Il credito scolastico viene attribuito sulla base della tabella A allegata al Regolamento D.P.R. 26 luglio 1998, n°323 qui riportata.
MEDIA DEI VOTI Credito scolastico - punti
Classe I liceoclassico/3^scientifico Classe II liceo Classe III liceo
M = 6 2 – 3 2 - 3 4 - 5
6 < M = < 7 3 – 4 3 - 4 5 - 6
7 < M = < 8 4 – 5 4 - 5 6 - 7
8 < M = < 10 5 – 6 5 - 6 7 - 8
All’alunno promosso alla classe successiva con debito formativo, il Consiglio di Classe nello scrutinio finale attribuisce il punteggio minimo assegnato nei limiti previsti dalla banda di oscillazione cui appartiene tale punteggio.
Esso può essere integrato a conclusione dell’anno scolastico successivo, previo accertamento del superamento del debito formativo.

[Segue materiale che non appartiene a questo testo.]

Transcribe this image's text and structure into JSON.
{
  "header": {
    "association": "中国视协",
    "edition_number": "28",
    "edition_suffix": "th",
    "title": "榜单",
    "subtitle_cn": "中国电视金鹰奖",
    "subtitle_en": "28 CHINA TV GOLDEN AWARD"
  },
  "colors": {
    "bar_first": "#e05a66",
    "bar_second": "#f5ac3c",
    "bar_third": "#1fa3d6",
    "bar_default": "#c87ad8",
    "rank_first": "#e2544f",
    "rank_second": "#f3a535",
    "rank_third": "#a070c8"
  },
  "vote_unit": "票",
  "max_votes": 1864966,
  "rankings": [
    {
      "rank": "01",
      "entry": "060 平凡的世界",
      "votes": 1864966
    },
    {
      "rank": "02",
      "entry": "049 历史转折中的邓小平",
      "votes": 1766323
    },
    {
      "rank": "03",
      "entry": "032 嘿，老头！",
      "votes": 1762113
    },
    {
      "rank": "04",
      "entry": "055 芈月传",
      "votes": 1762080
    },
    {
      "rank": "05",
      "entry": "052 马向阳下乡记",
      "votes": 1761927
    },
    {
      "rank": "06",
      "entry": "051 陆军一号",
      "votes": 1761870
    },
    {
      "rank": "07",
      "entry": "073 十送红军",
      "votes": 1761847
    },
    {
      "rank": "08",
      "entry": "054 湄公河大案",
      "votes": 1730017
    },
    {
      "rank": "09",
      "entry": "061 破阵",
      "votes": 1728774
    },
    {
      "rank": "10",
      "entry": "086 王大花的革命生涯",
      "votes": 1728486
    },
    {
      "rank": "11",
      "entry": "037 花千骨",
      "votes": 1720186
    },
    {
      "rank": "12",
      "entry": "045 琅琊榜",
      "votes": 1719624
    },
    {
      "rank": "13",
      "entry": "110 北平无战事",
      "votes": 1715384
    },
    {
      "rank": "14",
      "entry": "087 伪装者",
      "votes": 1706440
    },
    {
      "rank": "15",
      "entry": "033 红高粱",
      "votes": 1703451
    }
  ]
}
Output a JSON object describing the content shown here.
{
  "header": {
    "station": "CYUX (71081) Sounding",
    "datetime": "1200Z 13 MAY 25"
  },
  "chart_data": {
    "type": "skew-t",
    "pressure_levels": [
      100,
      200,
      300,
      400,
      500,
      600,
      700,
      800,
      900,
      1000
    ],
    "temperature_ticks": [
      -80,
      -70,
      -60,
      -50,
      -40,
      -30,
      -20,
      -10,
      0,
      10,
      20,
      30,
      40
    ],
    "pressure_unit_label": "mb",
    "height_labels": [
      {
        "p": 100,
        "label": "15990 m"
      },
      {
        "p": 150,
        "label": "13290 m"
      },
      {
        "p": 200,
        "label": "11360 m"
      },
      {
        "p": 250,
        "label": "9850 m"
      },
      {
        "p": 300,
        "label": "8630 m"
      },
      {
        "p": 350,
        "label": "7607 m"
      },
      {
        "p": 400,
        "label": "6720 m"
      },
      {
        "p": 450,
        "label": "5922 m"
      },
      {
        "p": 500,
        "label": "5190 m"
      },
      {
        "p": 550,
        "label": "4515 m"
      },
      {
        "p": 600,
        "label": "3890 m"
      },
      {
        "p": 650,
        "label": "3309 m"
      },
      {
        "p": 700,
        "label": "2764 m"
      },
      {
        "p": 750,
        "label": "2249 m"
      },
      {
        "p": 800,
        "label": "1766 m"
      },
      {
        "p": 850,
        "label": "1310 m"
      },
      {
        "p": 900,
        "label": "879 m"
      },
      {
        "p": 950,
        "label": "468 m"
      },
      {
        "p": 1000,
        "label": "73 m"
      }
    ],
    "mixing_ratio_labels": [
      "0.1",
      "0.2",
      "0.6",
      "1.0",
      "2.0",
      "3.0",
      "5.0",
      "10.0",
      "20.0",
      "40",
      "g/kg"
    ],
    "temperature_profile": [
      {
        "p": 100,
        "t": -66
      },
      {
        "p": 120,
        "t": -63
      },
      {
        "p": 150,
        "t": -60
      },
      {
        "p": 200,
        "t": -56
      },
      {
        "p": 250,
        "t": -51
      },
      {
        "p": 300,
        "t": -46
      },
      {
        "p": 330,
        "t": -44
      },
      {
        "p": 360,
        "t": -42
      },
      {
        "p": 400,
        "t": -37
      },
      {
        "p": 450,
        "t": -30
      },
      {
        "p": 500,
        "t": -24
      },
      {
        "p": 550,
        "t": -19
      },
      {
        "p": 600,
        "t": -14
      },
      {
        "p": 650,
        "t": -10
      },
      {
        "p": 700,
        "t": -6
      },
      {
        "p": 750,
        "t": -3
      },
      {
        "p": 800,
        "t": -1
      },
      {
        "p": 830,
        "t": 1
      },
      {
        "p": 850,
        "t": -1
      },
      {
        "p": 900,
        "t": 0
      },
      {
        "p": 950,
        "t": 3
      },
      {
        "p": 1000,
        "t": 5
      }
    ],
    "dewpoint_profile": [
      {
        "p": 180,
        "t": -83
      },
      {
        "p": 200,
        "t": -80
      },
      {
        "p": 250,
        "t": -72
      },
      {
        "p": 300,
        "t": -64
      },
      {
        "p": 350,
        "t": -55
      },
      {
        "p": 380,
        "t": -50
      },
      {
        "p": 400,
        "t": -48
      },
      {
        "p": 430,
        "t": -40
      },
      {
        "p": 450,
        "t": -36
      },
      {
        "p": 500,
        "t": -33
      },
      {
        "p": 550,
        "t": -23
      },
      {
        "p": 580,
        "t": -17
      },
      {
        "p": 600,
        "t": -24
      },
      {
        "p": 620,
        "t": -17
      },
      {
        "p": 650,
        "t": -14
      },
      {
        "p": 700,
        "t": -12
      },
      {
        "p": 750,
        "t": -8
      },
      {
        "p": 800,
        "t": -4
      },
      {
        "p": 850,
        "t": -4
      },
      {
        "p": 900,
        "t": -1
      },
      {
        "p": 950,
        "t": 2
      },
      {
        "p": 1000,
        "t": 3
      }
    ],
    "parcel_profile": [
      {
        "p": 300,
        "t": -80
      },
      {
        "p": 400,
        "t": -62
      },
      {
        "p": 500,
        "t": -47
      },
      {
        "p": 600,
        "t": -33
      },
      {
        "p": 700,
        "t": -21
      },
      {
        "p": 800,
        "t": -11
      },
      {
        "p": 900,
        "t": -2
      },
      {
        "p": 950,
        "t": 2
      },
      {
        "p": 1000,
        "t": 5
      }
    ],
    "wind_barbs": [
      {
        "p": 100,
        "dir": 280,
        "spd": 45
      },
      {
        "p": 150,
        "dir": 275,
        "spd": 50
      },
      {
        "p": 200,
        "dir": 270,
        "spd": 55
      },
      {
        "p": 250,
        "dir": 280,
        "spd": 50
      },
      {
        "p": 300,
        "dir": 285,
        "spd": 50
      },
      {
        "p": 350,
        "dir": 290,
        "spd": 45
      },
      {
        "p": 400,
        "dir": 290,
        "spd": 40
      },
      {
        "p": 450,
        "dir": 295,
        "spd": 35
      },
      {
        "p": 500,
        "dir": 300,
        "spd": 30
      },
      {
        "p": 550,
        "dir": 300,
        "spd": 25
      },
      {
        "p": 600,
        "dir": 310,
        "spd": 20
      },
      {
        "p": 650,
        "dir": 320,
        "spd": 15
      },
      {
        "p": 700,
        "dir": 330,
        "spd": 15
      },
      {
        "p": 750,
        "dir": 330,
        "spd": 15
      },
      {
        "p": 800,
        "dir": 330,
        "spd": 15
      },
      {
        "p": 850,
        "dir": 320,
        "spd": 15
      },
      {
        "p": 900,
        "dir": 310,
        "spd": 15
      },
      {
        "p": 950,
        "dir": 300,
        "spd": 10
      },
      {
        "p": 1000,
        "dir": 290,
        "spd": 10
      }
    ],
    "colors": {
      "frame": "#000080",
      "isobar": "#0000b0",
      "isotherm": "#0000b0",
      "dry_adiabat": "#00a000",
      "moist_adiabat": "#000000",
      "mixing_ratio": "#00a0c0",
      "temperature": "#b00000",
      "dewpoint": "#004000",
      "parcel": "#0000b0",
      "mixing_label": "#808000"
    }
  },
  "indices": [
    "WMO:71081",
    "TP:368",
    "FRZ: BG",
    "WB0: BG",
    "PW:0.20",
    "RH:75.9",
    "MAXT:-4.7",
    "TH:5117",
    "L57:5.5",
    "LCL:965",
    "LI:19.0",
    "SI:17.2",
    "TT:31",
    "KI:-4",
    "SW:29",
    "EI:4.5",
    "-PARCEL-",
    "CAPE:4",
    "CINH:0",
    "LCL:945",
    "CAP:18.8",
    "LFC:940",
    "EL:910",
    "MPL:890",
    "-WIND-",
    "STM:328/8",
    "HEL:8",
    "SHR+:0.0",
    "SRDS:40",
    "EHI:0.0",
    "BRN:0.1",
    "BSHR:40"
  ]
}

Entro il termine massimo dei 20 punti complessivamente attribuiti, il Consiglio di Classe, nello scrutinio finale dell’ultimo anno può motivatamente integrare il punteggio complessivo conseguito dall’alunno, in considerazione del particolare impegno dimostrato nel recupero di situazioni di svantaggio presentatesi negli anni precedenti in relazione a situazioni familiari o personali dell’alunno stesso che hanno determinato un minor rendimento.
Limitatamente all’ultimo anno del corso di studi, al candidato che ha conseguito nello scrutinio finale una media M dei voti tale che 5 £ M < 6, è attribuito un credito scolastico di punti: 1 – 3.
Al candidato che ha conseguito nel medesimo anno una media M minore di 5 non è attribuito per tale anno nessun credito scolastico.
Credito formativo
Secondo quanto previsto dal D.P.R. 23 luglio 1998, N° 323, art.12 “ il credito formativo consiste in ogni qualificata esperienza, debitamente documentata e accertata dal Consiglio di Classe , dalla quale derivino competenze coerenti” con il corso di studi frequentato.
La documentazione per il riconoscimento del credito formativo deve essere presentata all’Istituto entro il giorno 10 maggio.
Debiti Formativi
Dopo lo scrutinio finale, l’alunno promosso con uno o più Debiti Formativi (fino ad un massimo di tre) incontra gli insegnanti per ricevere la comunicazione scritta con i programmi disciplinari e le indicazioni del percorso individualizzato per il recupero estivo.
Ai primi di settembre dell’anno scolastico successivo l’alunno consegna all’insegnante il lavoro svolto che verrà corretto e discusso.
Prima dell’inizio delle lezioni, l’alunno sostiene un test di verifica del superamento del debito. In caso di esito positivo il debito è da considerarsi sanato; nel caso contrario si attiverà un corso di recupero a cui seguiranno massimo due prove da effettuarsi entro la fine del primo quadrimestre. Se l’alunno non dimostrerà di aver colmato le proprie lacune entro tale data, il Debito Formativo è da considerarsi non sanato.